Friday, 3 July 2015

National Agriculture Market (NAM)

Why in news?
Govt approved the setting up of an online national agriculture market that will provide more options to farmers for selling their produce 

What is the current practice in agriculture marketing?

  • Currently, the Agriculture Produce Market Committee (APMC) Acts in different states permit the first sale of crops (i.e from farmer to mandi, second would be from mandi to retailer)— after harvesting by farmers — to take place only in regulated market yards or mandis.
  • Most crops produced by farmers today, barring milk(generally sold to co-operatives like Amul or Verka) and sugarcane(sold to only mill of the area), can be sold only in market yards (mandis) controlled by these institutions
  • Farmers product sale restricted only to traders or commission agents licensed to operate in the area under a particular APMC. 
  • In most cases, multiple licences (farmers get Mandi Licence) are required to trade in different mandis within the same state.
  • Moreover, food processors or retailers cannot buy directly from the mandis; for that, one needs a licence from the APMC that is seldom granted or itself sells at a premium. 
  • And every purchase compulsorily made through the mandis attracts fees payable both to the APMC and the authorised commission agent, or arhatiya, facilitating the transaction.

Details of NAM:

  • NAM online trading portal  -  a virtual marketplace allowing farmers to offer their crop to buyers anywhere in the country, as opposed to only traders and arhatiyas at the local mandi. 
  • Millers, retailers or traders sitting in other states can, likewise, use the platform to bid for produce normally brought to mandis where they have no operating licence.
  • Example: This virtual marketplace will allow a farmer from, say, Narsinghpur in Madhya Pradesh to sell his chana to a dal miller in Delhi who may be willing to pay a higher price.
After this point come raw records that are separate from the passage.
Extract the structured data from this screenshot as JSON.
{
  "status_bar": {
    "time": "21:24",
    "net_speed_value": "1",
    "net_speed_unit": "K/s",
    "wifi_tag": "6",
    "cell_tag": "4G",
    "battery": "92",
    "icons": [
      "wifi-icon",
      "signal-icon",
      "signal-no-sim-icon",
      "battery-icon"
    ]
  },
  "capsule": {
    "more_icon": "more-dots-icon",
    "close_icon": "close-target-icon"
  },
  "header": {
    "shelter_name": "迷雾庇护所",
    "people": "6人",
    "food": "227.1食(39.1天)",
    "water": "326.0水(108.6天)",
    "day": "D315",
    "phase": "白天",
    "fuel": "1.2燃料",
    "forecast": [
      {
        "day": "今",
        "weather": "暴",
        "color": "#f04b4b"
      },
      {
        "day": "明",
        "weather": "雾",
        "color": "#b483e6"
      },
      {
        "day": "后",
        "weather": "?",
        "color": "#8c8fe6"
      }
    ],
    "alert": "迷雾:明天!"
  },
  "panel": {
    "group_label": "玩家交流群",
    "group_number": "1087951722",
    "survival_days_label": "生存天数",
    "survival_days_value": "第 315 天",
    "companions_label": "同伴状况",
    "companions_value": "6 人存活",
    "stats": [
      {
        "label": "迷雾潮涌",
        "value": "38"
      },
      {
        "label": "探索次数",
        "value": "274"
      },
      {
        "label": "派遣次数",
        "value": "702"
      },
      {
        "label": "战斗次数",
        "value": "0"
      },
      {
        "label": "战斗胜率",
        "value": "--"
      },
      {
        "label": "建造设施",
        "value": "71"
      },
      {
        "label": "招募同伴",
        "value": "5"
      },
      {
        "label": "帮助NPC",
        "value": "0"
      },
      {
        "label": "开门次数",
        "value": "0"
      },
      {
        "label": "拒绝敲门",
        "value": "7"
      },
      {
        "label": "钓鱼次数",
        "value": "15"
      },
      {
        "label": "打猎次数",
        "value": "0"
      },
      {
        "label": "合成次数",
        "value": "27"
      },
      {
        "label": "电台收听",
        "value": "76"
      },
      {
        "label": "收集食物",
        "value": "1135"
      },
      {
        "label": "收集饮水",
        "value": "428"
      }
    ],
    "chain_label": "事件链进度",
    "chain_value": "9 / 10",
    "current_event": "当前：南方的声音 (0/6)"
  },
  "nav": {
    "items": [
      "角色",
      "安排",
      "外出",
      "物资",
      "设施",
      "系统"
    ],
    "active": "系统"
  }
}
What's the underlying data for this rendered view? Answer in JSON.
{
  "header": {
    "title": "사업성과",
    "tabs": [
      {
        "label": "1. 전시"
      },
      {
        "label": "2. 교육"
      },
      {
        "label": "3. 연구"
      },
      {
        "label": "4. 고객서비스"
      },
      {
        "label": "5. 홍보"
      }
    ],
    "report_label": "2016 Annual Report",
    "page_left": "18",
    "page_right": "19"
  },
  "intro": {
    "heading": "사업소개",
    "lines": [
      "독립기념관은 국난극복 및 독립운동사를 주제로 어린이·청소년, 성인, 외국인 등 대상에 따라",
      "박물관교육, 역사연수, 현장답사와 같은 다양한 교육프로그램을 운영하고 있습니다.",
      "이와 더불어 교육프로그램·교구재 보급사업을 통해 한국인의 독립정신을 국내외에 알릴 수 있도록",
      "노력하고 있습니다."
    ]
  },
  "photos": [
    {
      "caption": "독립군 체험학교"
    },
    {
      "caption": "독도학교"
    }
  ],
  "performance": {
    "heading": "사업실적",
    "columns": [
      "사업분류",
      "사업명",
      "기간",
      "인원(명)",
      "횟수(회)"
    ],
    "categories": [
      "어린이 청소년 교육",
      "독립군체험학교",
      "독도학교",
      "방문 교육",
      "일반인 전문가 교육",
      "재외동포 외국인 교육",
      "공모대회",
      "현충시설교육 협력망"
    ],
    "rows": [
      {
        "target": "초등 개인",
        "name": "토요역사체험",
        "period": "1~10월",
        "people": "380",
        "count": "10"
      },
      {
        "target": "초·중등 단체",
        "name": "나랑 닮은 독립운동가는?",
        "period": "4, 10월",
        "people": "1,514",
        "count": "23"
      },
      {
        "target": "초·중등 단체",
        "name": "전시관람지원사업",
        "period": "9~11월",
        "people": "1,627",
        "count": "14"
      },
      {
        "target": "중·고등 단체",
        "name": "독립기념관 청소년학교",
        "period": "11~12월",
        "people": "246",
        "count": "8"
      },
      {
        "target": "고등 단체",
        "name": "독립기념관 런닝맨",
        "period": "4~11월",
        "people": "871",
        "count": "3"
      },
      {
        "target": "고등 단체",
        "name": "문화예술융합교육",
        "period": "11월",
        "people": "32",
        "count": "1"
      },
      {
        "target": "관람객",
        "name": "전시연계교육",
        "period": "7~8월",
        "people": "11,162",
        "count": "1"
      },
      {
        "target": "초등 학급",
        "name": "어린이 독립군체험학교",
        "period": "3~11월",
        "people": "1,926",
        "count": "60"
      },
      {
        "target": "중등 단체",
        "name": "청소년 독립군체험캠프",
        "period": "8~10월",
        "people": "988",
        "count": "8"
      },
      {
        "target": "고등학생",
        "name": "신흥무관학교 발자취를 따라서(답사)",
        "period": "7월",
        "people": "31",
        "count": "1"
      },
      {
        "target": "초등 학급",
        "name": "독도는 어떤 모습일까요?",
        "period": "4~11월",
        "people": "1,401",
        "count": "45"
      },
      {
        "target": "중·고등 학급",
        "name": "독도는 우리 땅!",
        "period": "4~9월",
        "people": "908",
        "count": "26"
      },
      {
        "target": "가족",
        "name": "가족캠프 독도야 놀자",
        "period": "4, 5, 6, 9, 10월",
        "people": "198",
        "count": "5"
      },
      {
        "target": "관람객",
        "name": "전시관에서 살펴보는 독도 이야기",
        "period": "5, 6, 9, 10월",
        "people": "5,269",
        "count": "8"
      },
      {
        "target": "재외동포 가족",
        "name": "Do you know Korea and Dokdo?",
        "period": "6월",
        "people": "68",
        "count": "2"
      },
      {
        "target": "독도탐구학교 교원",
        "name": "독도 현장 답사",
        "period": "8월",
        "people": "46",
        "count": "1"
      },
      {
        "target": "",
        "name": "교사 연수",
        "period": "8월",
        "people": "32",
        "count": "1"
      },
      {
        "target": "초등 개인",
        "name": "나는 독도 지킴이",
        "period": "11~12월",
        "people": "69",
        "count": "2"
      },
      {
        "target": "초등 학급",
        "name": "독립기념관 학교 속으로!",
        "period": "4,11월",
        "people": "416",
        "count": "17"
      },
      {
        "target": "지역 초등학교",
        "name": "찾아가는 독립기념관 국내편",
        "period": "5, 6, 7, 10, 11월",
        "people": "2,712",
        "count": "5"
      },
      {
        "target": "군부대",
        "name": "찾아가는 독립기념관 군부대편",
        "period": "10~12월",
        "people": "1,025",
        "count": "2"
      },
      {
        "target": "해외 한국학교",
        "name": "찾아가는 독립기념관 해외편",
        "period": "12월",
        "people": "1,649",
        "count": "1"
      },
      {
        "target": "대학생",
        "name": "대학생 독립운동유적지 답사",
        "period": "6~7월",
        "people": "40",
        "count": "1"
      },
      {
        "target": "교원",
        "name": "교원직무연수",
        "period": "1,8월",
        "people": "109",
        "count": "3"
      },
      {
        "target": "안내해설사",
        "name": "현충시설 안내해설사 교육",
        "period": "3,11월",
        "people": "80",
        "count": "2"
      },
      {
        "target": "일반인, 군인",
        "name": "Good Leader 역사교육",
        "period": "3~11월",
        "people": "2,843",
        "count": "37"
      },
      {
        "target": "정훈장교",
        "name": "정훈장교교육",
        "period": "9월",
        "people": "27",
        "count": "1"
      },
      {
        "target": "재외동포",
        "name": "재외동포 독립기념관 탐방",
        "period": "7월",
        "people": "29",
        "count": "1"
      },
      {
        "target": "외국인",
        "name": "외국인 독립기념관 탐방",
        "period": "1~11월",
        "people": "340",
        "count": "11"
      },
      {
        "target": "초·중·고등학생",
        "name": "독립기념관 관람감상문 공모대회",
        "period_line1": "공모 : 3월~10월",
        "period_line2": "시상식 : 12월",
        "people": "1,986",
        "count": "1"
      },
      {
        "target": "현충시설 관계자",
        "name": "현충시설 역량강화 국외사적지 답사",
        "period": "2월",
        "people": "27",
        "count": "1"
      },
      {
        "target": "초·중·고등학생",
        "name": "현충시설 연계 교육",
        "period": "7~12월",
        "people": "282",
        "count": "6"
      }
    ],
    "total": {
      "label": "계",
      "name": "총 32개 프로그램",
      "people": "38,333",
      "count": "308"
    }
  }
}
The miller, too, benefits by virtue of not having to be physically present in Narsinghpur or being forced to depend on traders in that APMC area,
  • Small Farmers’ Agribusiness Consortium (SFAC) has been designated the lead agency for developing the NAM e-platform 
  • The APMC concerned will, continue to earn the mandi fee on the transaction even if it does not happen in that particular market yard - highly criticised
    • The portal will provide an integrated platform for transferring the money to the accounts of farmers and the APMC after ensuring delivery of the produce to the buyer
Analysis:
  • Monopoly of APMC will end
  • APMC will continue to collect fees on each transaction, even when it is online. The only justification for such a levy — in return for providing a trading platform and facilities for loading, unloading, grading or weighing — does not exist in this case. [maybe for avoiding a conflict]
  • potential game changer. 
  • WHAT MIGHT FOLLOW: LIKELY IMPACT:
    • As farmers and producers organisations start to realise the benefits of supplying directly to large processors or retailers — including new-age online grocers — state governments are bound to come under political pressure to dismantle the monopoly enjoyed by APMCs. 
    • APMCs will then have to shape up to  survive — by offering superior infrastructure and services that will attract farmers and buyers.